La diplomatie ivoirienne est montée d’un ton. Le Ministère d’État, Ministère des Affaires étrangères et de la Coopération internationale, a convoqué ce vendredi l’Ambassadrice de la République du Niger en Côte d’Ivoire, à la suite de propos jugés « graves » tenus par les plus hautes autorités nigériennes à l’encontre du Président Alassane Ouattara.
Un rendez-vous exceptionnel qui témoigne d’une crispation rare entre deux pays historiquement liés par une longue tradition de coopération, de solidarité et d’intégration régionale.
Lors de cet entretien au Cabinet de la Ministre d’État, les autorités ivoiriennes ont exprimé leur « vive indignation » et condamné « avec la plus grande fermeté » les déclarations venues de Niamey. Selon Abidjan, ces prises de position ne relèvent pas seulement d’un écart de langage : elles constituent une atteinte directe « à l’honneur et à la dignité » du Chef de l’État ivoirien et, plus largement, du peuple de Côte d’Ivoire.

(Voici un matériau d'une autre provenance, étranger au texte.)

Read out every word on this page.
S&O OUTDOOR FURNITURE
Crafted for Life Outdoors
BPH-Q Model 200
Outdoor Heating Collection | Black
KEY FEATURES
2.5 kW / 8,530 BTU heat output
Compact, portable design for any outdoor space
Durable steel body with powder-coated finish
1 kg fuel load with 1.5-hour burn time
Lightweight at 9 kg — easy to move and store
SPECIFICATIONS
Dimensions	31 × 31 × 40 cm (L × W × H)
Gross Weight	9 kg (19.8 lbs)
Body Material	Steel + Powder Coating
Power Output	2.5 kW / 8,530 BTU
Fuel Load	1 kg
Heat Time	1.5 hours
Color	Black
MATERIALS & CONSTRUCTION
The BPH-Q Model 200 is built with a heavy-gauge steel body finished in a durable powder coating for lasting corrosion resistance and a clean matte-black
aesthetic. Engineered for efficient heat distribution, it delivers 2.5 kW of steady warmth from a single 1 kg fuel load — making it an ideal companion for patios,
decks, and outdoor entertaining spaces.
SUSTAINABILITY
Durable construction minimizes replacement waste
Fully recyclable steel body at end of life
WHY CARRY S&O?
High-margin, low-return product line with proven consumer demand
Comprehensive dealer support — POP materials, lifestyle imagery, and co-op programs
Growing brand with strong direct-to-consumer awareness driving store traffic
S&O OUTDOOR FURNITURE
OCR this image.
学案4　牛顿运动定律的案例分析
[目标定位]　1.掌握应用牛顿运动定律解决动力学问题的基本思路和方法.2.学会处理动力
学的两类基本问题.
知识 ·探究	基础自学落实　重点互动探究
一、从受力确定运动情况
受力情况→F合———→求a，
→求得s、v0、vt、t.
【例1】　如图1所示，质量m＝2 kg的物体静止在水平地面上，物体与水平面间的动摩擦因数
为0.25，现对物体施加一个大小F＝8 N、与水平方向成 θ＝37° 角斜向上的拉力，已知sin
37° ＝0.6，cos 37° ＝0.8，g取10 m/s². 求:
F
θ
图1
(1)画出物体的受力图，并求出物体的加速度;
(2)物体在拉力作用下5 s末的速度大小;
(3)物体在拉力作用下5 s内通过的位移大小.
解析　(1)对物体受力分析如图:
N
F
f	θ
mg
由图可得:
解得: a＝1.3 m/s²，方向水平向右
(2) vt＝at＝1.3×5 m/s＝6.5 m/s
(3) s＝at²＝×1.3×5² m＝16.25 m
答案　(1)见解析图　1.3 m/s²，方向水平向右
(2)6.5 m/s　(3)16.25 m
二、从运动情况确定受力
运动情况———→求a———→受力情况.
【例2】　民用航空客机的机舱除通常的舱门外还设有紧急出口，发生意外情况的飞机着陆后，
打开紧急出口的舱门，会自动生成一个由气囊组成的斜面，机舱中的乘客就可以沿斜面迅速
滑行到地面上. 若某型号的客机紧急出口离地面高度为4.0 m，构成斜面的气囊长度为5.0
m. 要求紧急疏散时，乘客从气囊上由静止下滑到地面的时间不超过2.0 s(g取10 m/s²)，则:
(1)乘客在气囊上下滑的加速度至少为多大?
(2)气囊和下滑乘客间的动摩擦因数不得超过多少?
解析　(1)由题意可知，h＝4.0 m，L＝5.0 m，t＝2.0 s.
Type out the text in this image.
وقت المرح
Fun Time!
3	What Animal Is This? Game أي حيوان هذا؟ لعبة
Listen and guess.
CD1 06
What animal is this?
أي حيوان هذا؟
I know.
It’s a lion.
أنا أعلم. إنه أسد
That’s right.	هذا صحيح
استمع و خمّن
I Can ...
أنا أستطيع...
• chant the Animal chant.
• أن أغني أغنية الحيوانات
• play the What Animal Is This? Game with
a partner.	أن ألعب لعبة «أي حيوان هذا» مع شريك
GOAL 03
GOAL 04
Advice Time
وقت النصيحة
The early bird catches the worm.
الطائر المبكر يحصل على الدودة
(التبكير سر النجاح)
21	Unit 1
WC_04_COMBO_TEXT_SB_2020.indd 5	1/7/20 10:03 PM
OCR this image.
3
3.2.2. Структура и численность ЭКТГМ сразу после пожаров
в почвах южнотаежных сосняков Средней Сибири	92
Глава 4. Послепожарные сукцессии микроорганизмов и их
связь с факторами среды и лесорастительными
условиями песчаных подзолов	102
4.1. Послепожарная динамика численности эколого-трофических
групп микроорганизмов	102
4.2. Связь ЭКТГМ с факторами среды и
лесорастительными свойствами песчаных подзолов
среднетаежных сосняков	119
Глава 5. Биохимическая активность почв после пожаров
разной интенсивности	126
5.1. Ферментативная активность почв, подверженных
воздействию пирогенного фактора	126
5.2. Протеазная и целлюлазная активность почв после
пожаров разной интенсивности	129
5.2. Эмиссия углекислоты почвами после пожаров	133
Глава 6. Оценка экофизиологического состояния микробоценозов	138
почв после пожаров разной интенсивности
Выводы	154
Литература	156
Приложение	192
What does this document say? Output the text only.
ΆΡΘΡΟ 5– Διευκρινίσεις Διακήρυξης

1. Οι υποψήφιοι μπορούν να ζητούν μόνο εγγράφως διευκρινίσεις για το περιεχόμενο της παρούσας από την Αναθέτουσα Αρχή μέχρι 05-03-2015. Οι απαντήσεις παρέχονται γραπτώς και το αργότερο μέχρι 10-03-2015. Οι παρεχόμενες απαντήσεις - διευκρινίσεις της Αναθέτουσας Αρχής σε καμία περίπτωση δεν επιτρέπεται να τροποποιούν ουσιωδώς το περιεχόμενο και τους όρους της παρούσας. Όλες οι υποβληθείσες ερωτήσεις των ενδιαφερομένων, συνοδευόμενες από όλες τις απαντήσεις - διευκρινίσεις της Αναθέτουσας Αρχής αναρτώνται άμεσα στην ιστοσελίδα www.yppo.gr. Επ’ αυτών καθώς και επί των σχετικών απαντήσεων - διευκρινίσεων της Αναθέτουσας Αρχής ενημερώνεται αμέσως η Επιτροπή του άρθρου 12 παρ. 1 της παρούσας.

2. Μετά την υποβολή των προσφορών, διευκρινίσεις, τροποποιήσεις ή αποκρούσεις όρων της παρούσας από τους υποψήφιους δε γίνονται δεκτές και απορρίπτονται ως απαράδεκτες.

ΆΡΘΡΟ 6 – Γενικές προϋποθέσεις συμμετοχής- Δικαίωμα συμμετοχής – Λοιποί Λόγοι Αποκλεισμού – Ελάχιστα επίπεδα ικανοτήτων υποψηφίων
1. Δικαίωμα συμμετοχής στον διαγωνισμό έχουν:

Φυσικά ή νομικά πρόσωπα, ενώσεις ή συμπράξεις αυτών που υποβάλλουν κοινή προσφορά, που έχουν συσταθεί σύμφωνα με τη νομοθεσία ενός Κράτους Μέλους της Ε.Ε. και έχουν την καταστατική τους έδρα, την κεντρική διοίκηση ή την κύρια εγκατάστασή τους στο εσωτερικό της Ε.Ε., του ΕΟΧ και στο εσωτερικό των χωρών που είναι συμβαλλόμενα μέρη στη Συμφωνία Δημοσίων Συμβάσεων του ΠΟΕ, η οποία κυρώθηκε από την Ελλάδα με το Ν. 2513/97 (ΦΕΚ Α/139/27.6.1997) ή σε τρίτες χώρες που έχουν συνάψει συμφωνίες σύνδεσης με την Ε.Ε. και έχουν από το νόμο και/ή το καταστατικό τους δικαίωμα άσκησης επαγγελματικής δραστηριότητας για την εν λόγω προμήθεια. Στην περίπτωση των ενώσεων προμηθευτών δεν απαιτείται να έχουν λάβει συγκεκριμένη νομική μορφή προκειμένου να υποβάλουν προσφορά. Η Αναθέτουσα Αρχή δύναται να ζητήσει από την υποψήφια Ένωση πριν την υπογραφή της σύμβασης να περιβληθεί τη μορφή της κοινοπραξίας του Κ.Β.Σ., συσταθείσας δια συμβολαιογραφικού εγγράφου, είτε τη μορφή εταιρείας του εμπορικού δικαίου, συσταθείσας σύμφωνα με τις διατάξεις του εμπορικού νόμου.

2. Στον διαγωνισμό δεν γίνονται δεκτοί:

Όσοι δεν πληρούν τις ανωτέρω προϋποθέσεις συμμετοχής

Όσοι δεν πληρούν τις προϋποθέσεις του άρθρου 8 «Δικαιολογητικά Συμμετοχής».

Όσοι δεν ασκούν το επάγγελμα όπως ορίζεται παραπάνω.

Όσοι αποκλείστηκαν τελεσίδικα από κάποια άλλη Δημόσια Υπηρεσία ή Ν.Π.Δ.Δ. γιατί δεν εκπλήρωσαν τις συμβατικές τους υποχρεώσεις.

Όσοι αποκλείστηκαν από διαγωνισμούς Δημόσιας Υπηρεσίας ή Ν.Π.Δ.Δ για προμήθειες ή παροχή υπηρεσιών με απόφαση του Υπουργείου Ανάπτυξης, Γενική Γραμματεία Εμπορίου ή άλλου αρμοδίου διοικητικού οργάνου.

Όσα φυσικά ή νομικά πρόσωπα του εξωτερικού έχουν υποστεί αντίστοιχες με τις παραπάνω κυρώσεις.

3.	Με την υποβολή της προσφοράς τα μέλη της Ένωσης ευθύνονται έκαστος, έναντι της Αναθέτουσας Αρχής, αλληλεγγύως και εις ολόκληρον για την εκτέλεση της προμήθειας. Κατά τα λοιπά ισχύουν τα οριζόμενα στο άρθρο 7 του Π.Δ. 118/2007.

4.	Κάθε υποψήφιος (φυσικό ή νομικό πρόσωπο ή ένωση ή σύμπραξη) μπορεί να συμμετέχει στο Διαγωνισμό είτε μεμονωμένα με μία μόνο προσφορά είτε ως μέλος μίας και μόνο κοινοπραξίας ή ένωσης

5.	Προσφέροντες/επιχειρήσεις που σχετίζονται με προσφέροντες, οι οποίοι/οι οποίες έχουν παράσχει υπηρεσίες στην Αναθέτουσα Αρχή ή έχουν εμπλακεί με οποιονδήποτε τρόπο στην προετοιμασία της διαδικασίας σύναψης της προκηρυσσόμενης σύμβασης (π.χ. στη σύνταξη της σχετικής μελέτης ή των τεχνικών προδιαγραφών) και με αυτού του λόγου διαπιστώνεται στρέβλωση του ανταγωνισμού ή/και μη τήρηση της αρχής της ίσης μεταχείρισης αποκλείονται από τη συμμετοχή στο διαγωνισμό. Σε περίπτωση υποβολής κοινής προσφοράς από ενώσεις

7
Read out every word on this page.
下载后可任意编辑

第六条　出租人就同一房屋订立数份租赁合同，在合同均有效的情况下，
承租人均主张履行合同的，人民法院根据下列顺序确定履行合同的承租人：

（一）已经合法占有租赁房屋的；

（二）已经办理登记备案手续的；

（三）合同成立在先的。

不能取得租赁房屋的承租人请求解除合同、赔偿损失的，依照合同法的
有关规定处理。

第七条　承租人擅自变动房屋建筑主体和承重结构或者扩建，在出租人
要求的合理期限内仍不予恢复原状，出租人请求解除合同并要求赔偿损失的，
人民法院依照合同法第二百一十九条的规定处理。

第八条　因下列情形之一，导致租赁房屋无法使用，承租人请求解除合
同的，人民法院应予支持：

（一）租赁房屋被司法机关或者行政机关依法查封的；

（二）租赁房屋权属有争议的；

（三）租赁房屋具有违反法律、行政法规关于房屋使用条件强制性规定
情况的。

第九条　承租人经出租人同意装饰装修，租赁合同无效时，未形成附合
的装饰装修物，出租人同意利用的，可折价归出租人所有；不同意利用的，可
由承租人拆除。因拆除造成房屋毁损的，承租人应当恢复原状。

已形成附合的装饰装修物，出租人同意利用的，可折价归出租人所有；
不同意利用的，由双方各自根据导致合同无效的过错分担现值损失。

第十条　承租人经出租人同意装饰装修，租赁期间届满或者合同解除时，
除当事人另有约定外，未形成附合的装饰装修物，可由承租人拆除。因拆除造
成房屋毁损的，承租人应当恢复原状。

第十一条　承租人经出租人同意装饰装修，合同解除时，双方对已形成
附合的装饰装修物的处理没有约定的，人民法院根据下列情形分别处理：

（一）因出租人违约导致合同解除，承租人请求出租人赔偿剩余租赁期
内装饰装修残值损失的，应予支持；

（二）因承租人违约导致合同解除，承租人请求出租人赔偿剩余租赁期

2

Le communiqué souligne également que ces déclarations contreviennent aux usages diplomatiques et risquent d’altérer profondément le climat de confiance entre les deux nations.
Fidèle à son positionnement de puissance stabilisatrice en Afrique de l’Ouest, la Côte d’Ivoire rappelle qu’elle a toujours privilégié le dialogue, la paix et le respect mutuel dans ses relations bilatérales.
Mais Abidjan prévient : cette tradition ne saurait justifier la tolérance d’« agissements susceptibles de compromettre sérieusement la qualité des relations bilatérales ».
Pour marquer son désaccord, le Gouvernement ivoirien a remis à l’Ambassadrice nigérienne une Note de Protestation formelle, destinée à être transmise sans délai aux autorités de Niamey.
Le communiqué se conclut sur un avertissement clair. La Côte d’Ivoire suivra « avec attention » la suite réservée à cette démarche diplomatique. Et le Gouvernement se dit prêt à « tirer toutes les conséquences qui s’imposent », laissant entendre que d’autres mesures pourraient être envisagées si Niamey ne réagit pas de manière satisfaisante.
Ce développement ajoute un nouvel épisode aux tensions régionales qui traversent l’Afrique de l’Ouest, entre repositionnements politiques, alliances fluctuantes et reconfigurations diplomatiques depuis plusieurs mois.
Une chose est sûre : Abidjan entend faire respecter ses institutions et son Chef de l’État, et le fait savoir avec une netteté inhabituelle.